The occasional prodding with a stick seems to have kept it from developing anaerobic patches.
 
>>> Do you not experience any problems with Hygrogen sulphide in your tanks?

No.

I am well aware that anærobics in an open system are in fact beneficial because the reducing conditions keep Iron in the ferrous Fe++ state, (green), which is more readily used by plant roots. In oxidising conditions, (ærobic), the Iron looses a further electron and becomes the practically inert ferric Fe+++ ion, (orange-red).

In closed systems, anærobic build ups in the presence of sulphur compounds will allow bacterial chemosynthesis resulting in HS. This is most undesirable in the house, although I suspect small quantities at least, are of no real consequence in the tank.

The action of MTS, plant roots and my chop stick, coupled with the very even grain size and shape of the pool filter sand does not allow it to pack and produce deeply anærobic pockets. I strive to keep the substrate on the edge of anærobic.
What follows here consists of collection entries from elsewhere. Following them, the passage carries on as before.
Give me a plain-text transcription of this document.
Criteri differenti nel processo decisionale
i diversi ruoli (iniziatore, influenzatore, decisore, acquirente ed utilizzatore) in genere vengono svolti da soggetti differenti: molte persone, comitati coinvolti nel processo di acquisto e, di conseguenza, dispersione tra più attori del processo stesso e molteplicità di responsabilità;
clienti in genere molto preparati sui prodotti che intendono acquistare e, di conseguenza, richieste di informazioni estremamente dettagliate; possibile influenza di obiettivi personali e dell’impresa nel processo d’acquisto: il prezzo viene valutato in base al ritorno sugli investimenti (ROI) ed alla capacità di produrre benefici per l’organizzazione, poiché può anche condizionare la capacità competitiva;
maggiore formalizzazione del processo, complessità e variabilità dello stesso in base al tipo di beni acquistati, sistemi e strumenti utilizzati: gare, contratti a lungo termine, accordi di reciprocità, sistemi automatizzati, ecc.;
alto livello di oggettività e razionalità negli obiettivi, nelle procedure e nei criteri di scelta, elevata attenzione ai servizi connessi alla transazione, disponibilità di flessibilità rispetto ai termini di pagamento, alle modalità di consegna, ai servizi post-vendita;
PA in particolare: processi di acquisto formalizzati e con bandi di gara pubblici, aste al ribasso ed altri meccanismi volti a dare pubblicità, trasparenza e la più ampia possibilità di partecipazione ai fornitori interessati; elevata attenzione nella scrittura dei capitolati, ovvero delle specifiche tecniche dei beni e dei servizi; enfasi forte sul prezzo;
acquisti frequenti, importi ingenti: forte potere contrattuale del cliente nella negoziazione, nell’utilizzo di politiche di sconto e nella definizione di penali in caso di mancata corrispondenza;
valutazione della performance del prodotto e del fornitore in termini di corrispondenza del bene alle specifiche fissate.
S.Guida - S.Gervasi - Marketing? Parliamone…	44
When collecting, (SE Asia, Congo Basin, Amazon Basin), the substrate in all but a few cases has been a very fine mud which stirs up into a cloud if you uproot a plant. It is black, full of slowly decaying organics, (leaf litter etc.), and stinks to high heaven, part of the odorous cocktail is HS, but there are other decay products in there as well. The lack of O2 in the soil means the decay rate is slow, so the organics take a while to totally reduce to fine material.

The only place I ever found substantial numbers of plants growing in anything resembling gravel was in the Canima region in the extreme south of Venezuela, near the border with Brazil. There are shallow fast flowing rivers and falls, not rapids as such. Here the current had removed the small silty stuff and left a passable imitation of aquarium gravel. There was an odd plant growing there. Brown and leathery. It looked for all intent and purpose like Fucus serratus or some similar seaweed, but I was 1000km+ from the sea, the water was tea brown with tanins, had a pH of 5.6 no measurable hardness 27C and open to the full tropical sun 12 hours a day. Never did find out what it was.

I did find plants growing in Lake Malawi in sand, but they were few and far between, Potamogeton schweinfurthii, the spotted cichlids in the pic are Fossorochromis rostratus.